The ramp-up series: Beyond the curves will share insights on how to get there. Hatch’s subject matter experts have joined forces with Dr. Terry McNulty and Dr. Phillip Mackey to explore the latest ramp-up and project delivery best practices and how to apply them to industrial projects across all sectors. Together we dive into:
Informed risk-taking
Megaproject governance
Achieving excellence in ramp-up
De-bottlenecking studies and upgrades
Innovation in engineering
Breakthrough contributions in metallurgical operations
Planning for success
The ramp-up series: Beyond the curves will reveal our new perspectives and research at Extraction 2025. Join Hatch as we dive deep alongside McNulty and Mackey and take a cross-sector look at how the new perspectives will be applied to achieve largescale industrial project success.
References
[1] McNulty, T. (1998) Innovative technology: its development and commercialization. In: Kuhn M (ed) Managing innovation in the minerals industry. SME: 1-14.
[2] McNulty, T. “Developing Innovative Technology”, Mining Engineering, vol. 50, no. 10, October 1998, pages 50-55.
[3] R. Beauprie and A. McKen, Cote Gold: From first gold to commercial production and beyond, Paper presented to the 57th Annual Meeting of The Canadian Mineral Processors Ottawa, Ontario, Canada, 21-23 January 2025, The Canadian Institute of Mining, Metallurgy and Petroleum, 2025.
About the authors
Brittany MacKinnon
Britt MacKinnon completed her Applied Sciences degree in Chemical Engineering and Certificate in Business at Queen’s University in 2019. Since joining Hatch, Britt has worked with the Pyrometallurgy sector practice, Hydrometallurgy sector practice, Mining sector practice, and Advisory team on various studies and programs. Britt enjoys collaborating with others to find innovative solutions to challenges, especially about how to create a more sustainable mining and metals processing industry. Britt has earned her P. Eng and she was invited back to Queen’s University to deliver the keynote about the importance of ethics in engineering. Her work has taken her across the globe to Brisbane, Australia, for nearly two years, beginning in 2023, then she was assigned to North Carolina, USA to serve as a process engineer on site, and recently she has returned to Hatch’s headquarters in Mississauga, Ontario, Canada.

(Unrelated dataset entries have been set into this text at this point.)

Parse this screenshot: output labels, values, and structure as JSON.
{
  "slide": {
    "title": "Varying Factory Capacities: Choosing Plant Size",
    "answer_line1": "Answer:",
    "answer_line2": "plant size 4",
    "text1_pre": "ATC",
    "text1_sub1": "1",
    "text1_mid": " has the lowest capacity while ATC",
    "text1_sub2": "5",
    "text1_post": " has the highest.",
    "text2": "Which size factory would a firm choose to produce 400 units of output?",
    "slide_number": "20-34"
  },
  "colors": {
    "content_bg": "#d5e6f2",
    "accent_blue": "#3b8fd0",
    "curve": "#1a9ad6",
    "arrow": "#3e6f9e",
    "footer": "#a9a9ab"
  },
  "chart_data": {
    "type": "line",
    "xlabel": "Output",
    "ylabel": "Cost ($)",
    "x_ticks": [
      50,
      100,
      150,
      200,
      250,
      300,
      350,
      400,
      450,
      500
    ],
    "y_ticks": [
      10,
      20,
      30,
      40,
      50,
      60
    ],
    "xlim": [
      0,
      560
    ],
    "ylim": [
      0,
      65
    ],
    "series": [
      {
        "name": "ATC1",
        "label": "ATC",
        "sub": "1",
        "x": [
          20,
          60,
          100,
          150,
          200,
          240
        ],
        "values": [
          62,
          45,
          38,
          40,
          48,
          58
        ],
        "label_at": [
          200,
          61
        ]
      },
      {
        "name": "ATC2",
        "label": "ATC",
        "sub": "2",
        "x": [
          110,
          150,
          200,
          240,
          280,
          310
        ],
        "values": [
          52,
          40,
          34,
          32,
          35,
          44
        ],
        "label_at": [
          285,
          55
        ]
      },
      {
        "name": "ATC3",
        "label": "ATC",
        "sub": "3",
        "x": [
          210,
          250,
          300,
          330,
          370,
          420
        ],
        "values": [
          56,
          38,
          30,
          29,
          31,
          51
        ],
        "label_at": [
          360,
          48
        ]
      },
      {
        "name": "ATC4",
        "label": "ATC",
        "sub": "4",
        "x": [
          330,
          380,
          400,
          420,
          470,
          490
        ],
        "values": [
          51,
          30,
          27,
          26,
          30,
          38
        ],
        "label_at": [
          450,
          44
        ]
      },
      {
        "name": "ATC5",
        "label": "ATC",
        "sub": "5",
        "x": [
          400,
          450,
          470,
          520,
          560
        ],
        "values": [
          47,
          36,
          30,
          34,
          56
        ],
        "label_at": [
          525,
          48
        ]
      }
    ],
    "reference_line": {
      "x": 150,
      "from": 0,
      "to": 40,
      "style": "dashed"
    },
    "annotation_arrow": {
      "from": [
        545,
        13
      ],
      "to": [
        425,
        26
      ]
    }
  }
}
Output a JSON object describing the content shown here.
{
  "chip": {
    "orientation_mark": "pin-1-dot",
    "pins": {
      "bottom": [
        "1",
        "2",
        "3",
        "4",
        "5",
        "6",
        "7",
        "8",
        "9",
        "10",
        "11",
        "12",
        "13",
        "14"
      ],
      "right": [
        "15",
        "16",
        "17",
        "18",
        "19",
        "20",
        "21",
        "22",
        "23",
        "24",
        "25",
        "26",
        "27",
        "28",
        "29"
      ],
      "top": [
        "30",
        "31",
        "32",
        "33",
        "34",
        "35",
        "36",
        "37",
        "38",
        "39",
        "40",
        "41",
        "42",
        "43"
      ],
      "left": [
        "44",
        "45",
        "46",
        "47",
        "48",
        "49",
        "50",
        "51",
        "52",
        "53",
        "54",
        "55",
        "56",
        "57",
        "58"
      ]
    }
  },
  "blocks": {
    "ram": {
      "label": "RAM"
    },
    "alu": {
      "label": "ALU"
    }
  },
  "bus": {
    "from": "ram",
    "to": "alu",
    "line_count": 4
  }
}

Britt serves on the MetSoc Board of Directors as the Sustainability Section Chair. Britt was recognized with a 2021 Association for Iron & Steel Technology (AIST) Presidential Citation for her “contributions as a Young Professional and rising leader in AIST”. AIST is the global leader in networking, education and sustainability programs for advancing iron and steel technology.
Terence (Terry) McNulty
Dr. Terry McNulty is a metallurgical engineer with degrees from Stanford University, Montana Tech, and the Colorado School of Mines. A registered professional engineer, he spent 20 years at the Anaconda Company and later held executive roles at Kerr-McGee Chemical and Hazen Research. In 1988, he co-founded T. P. McNulty and Associates, a global consulting firm. Terry holds two patents in copper metallurgy and has published over 50 technical works. He is a member of several professional societies and was elected to the National Academy of Engineering in 2005. His numerous honors include the Robert H. Richards Award and Distinguished Alumni Awards from Colorado School of Mines and Montana Tech.
Phillip Mackey
Dr. Phillip Mackey is a globally recognized metallurgist known for pioneering copper smelting technologies, including the Noranda Reactor and Converting Processes, which have transformed non-ferrous metallurgy worldwide. Originally from Australia, he earned his BSc and PhD from the University of New South Wales before moving to Canada, where he led innovations at Noranda and later Xstrata. Mackey has authored over 100 technical papers, mentored future metallurgists at Laurentian and McGill, and served as an honorary professor in China. A Fellow of CIM and TMS, his numerous accolades include the Airey Award and the Noranda Technology Award. He continues to contribute through global consulting and board service.